Authored by liutianle on Apr 10 2019, 6:43 PM.

Details

Summary
  1. Enable infrastructure of AVX512_BF16, which is supported for BFLOAT16 in Cooper Lake;
  2. Enable VCVTNE2PS2BF16, VCVTNEPS2BF16 and DPBF16PS instructions, which are Vector Neural Network Instructions supporting BFLOAT16 inputs and conversion instructions from IEEE single precision.

VCVTNE2PS2BF16: Convert Two Packed Single Data to One Packed BF16 Data.
VCVTNEPS2BF16: Convert Packed Single Data to Packed BF16 Data.
VDPBF16PS: Dot Product of BF16 Pairs Accumulated into Packed Single Precision.
For more details about BF16 isa, please refer to the latest ISE document: https://software.intel.com/en-us/download/intel-architecture-instruction-set-extensions-programming-reference

Diff Detail

Event Timeline

liutianle created this revision.Apr 10 2019, 6:43 PM
Herald added a project: Restricted Project. · View Herald TranscriptApr 10 2019, 6:43 PM
craig.topper retitled this revision from Enable AVX512_BF16 instructions, which are supported for BFLOAT16 in Cooper Lake to [X86] Enable AVX512_BF16 instructions, which are supported for BFLOAT16 in Cooper Lake.Apr 10 2019, 7:13 PM
craig.topper added reviewers: RKSimon, spatel.
liutianle updated this revision to Diff 194634.Apr 10 2019, 8:47 PM

Add test files to decode.

@RKSimon, I did a review on this internally before it was posted. Do you mind looking over it?

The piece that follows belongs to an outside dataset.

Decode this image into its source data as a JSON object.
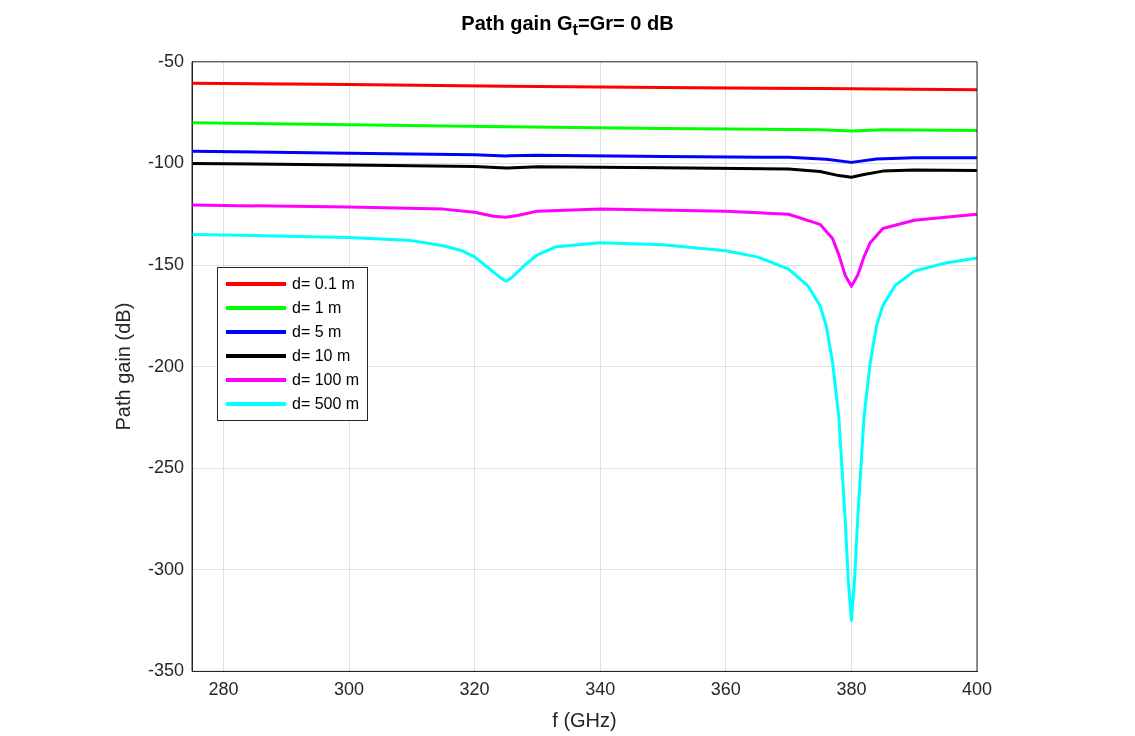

Thanks.

Some initial thoughts - I don't know a lot about the bfloat16 instructions so need to read up when I get the chance.

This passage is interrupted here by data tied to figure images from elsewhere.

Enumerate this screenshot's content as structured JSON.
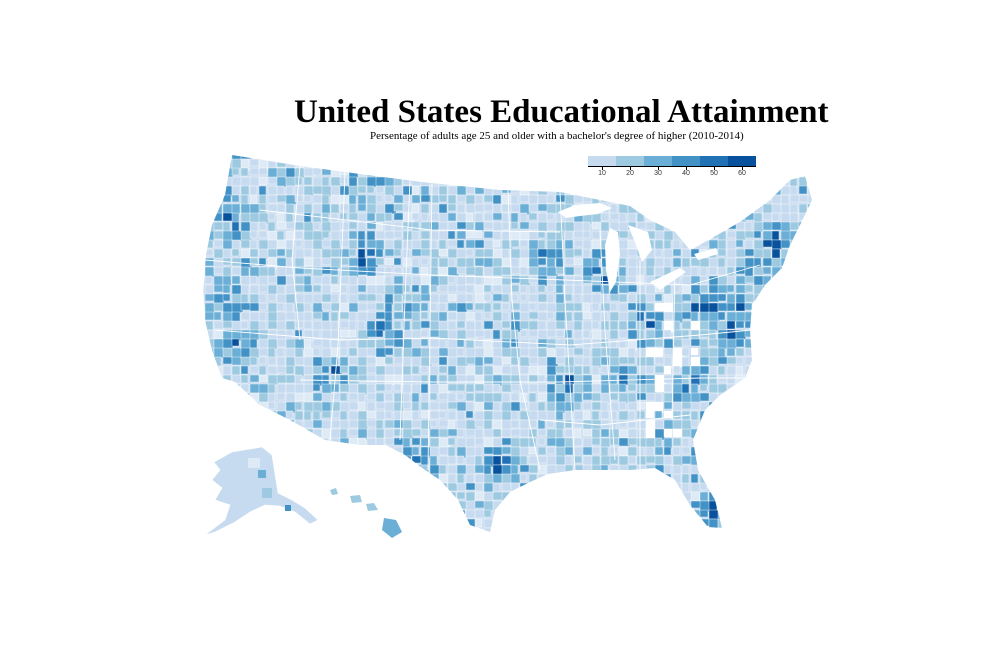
{
  "title": "United States Educational Attainment",
  "subtitle": "Persentage of adults age 25 and older with a bachelor's degree of higher (2010-2014)",
  "legend": {
    "thresholds": [
      10,
      20,
      30,
      40,
      50,
      60
    ],
    "labels": [
      "10",
      "20",
      "30",
      "40",
      "50",
      "60"
    ],
    "colors": [
      "#c6dbef",
      "#9ecae1",
      "#6baed6",
      "#4292c6",
      "#2171b5",
      "#08519c"
    ]
  },
  "map": {
    "base_color": "#c6dbef",
    "low_color": "#deebf7",
    "border_color": "#ffffff"
  }
}
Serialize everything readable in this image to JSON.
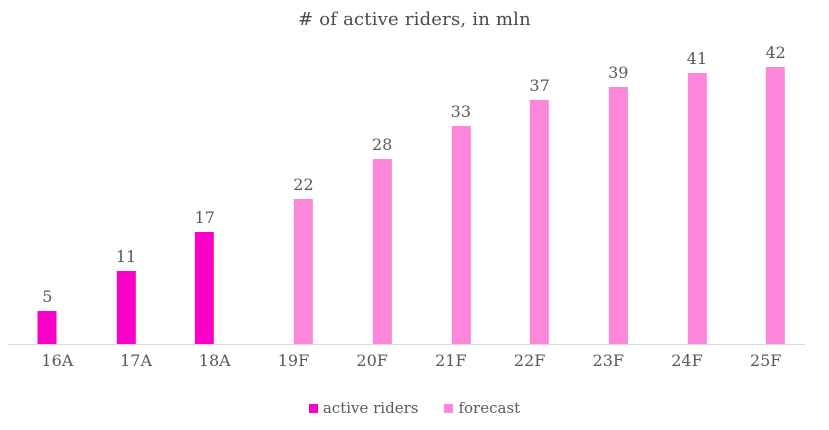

include/llvm/IR/IntrinsicsX86.td
4851

Is there no way around this - other conversions don't need this.

lib/Target/X86/X86ISelLowering.h
513

Bit more description would be good if possible - those enums look very similar at first glance!

craig.topper added inline comments.Apr 17 2019, 2:04 PM
include/llvm/IR/IntrinsicsX86.td
4851

I believe a lot of our masked conversion intrinsics never got their masking separated out to select in IR. So they haven't encountered this issue yet. I did put in MCVT* ISD opcodes for the older masked conversions to fix PR34877 a few months ago.

I do wonder if in a future state with strict FP support if we should keep the masking as part of all the floating point intrinsics.

liutianle updated this revision to Diff 196166.Apr 22 2019, 6:48 PM
liutianle marked an inline comment as done.Apr 22 2019, 6:52 PM
liutianle added inline comments.
lib/Target/X86/X86ISelLowering.h
513

@RKSimon , I update it. Please review again.

craig.topper added inline comments.Apr 23 2019, 9:56 PM
lib/Target/X86/X86ISelLowering.h
512

Mention the difference between CVTNE2PS2BF16 and CVTNEPS2BF16. i.e. that CVTNE2PS2BF16 compresses two vectors to one.

513

Separate DPBF16PS on to its own line with its own description below MCVTNEPS2BF16

513

presision -> precision

@RKSimon , @craig.topper , I updated it. Please review again.

@RKSimon does this look ok to you other than the typos?

lib/Target/X86/X86ISelLowering.h
515

dingle->single

lib/Target/X86/X86Subtarget.h
356

extenstions->extensions

RKSimon added inline comments.Apr 29 2019, 1:02 PM
lib/Target/X86/X86InstrAVX512.td
12674

Is SchedWriteVecALU a realistic scheduler class? Its typically used for vector integer add/sub/and/bitops

liutianle updated this revision to Diff 198165.May 4 2019, 11:34 PM
This revision is now accepted and ready to land.May 5 2019, 10:13 AM
This revision was automatically updated to reflect the committed changes.